Polen is EU, das ist bei Steam ne eigene Zone .Ergo keine Probleme mit giften in der Region. Auch darüber hinaus meist möglich.


----------



## Teutonnen (3. Januar 2015)

"von oben nach unten" sollte es eigentlich kein Problem sein, oder? Immerhin zahlst du hier mehr, als dein Kumpel in Polen zahlen würde...?


----------



## Shona (3. Januar 2015)

azzih schrieb:


> Polen is EU, das ist bei Steam ne eigene Zone .Ergo keine Probleme mit giften in der Region. Auch darüber hinaus meist möglich.


Eben nicht, bei Steam gibt es für die EU Tiers und das sind 2 verschiedene.

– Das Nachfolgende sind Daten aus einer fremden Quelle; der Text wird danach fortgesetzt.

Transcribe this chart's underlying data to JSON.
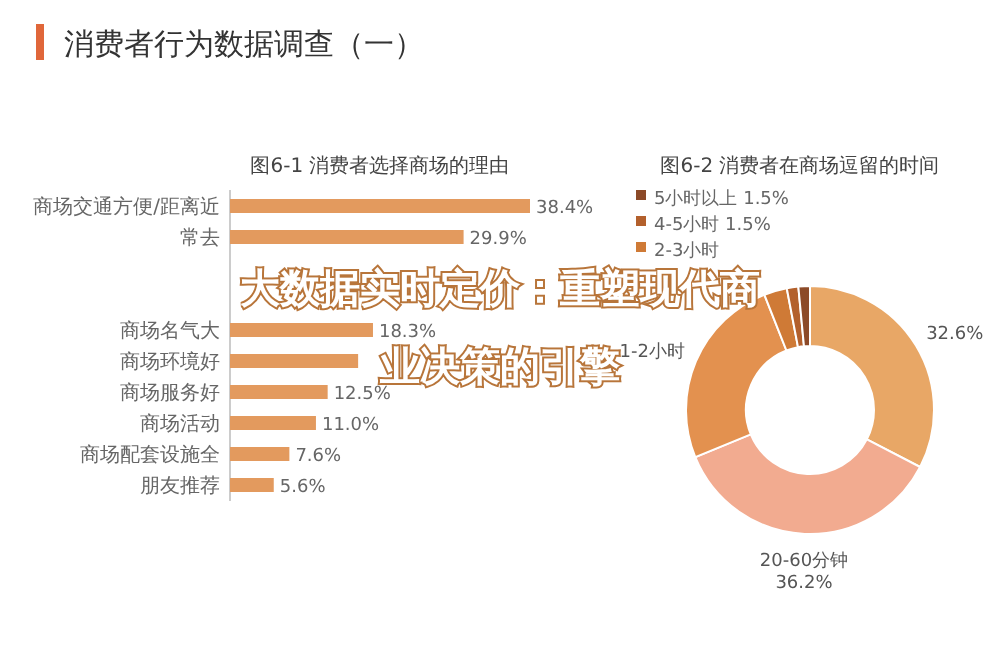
{
  "chart_data": [
    {
      "type": "bar",
      "orientation": "horizontal",
      "title": "图6-1 消费者选择商场的理由",
      "categories": [
        "商场交通方便/距离近",
        "常去",
        null,
        null,
        "商场名气大",
        "商场环境好",
        "商场服务好",
        "商场活动",
        "商场配套设施全",
        "朋友推荐"
      ],
      "values": [
        38.4,
        29.9,
        null,
        null,
        18.3,
        16.4,
        12.5,
        11.0,
        7.6,
        5.6
      ],
      "value_labels": [
        "38.4%",
        "29.9%",
        null,
        null,
        "18.3%",
        null,
        "12.5%",
        "11.0%",
        "7.6%",
        "5.6%"
      ],
      "color": "#e39a5e",
      "annotations": [
        "消费者行为数据调查（一）",
        "大数据实时定价：重塑现代商业决策的引擎"
      ]
    },
    {
      "type": "donut",
      "title": "图6-2 消费者在商场逗留的时间",
      "categories": [
        null,
        "20-60分钟",
        "1-2小时",
        "2-3小时",
        "4-5小时",
        "5小时以上"
      ],
      "values": [
        32.6,
        36.2,
        25.2,
        3.0,
        1.5,
        1.5
      ],
      "value_labels": [
        "32.6%",
        "36.2%",
        null,
        null,
        "1.5%",
        "1.5%"
      ],
      "colors": [
        "#e8a766",
        "#f2ab90",
        "#e3914f",
        "#cf7a36",
        "#b3602c",
        "#8c4a28"
      ],
      "legend": "top left"
    }
  ]
}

Polen ist in Tier 2 und wir in Tier 1 -> Euro Tiers | Steam Unpowered

*Tier 1:
*Albania, Andorra, Austria, Belgium, Denmark, Finland, France,  Germany, Ireland, Liechtenstein, Luxembourg, Macedonia, Netherlands,  Sweden or Switzerland.
*
Tier 2:
*Bosnia and Herzegovina, Bulgaria, Croatia, Cyprus, Czech  Republic, Greece, Hungary, Italy, Malta, Monaco, Montenegro, Norway,  Poland, Portugal, Romania, San Marino, Serbia, Slovakia, Slovenia, Spain  or the Vatican City


Es kann somit möglich sein das es eben nicht geht....Großbritanien gehört wie du siehst laut Valve nichtmal zur EU nur weil es den Euro nicht hat. Ich wäre also etwas vorsichtig mit solchen Aussagen außer du hast schonmal nach Polen gegiftet.



Teutonnen schrieb:


> "von oben nach unten" sollte es eigentlich kein  Problem sein, oder? Immerhin zahlst du hier mehr, als dein Kumpel in  Polen zahlen würde...?


Muss aber wie gesagt nicht heissen das es geht 

Ich kann zumindest behaupten das es von DE nach Luxemburg geht, aber wir sind auch im gleichen Tier und somit gibt es da keine Preisunterschiede.
Wie man oben auch sieht sind in Tier 1 so gut wie alle Länder in die wir wahrscheinlich eher giften würden als in die Länder aus Tier 2.


----------



## Teutonnen (3. Januar 2015)

Im Zweifelsfall mal den Support anschreiben. 


Die einzigen Gifts, die ich bishere gemacht habe, waren mehrere Mortal Kombat nach Deutschland (CH -> ungeschnitten), aber das ist auch innerhalb von T1.


----------



## mkay87 (3. Januar 2015)

Giften geht immer. Sei es von Russland nach Deutschland, Deutschland nach Polen etc. 
Die letzte Änderung hat nur etwas mit Trading zu tun, nicht mit Giften. Und selbst da ging es nur um Russland, Mexiko, Brasilien, die Türkei und paar andere Länder. Polen war nicht dabei.


----------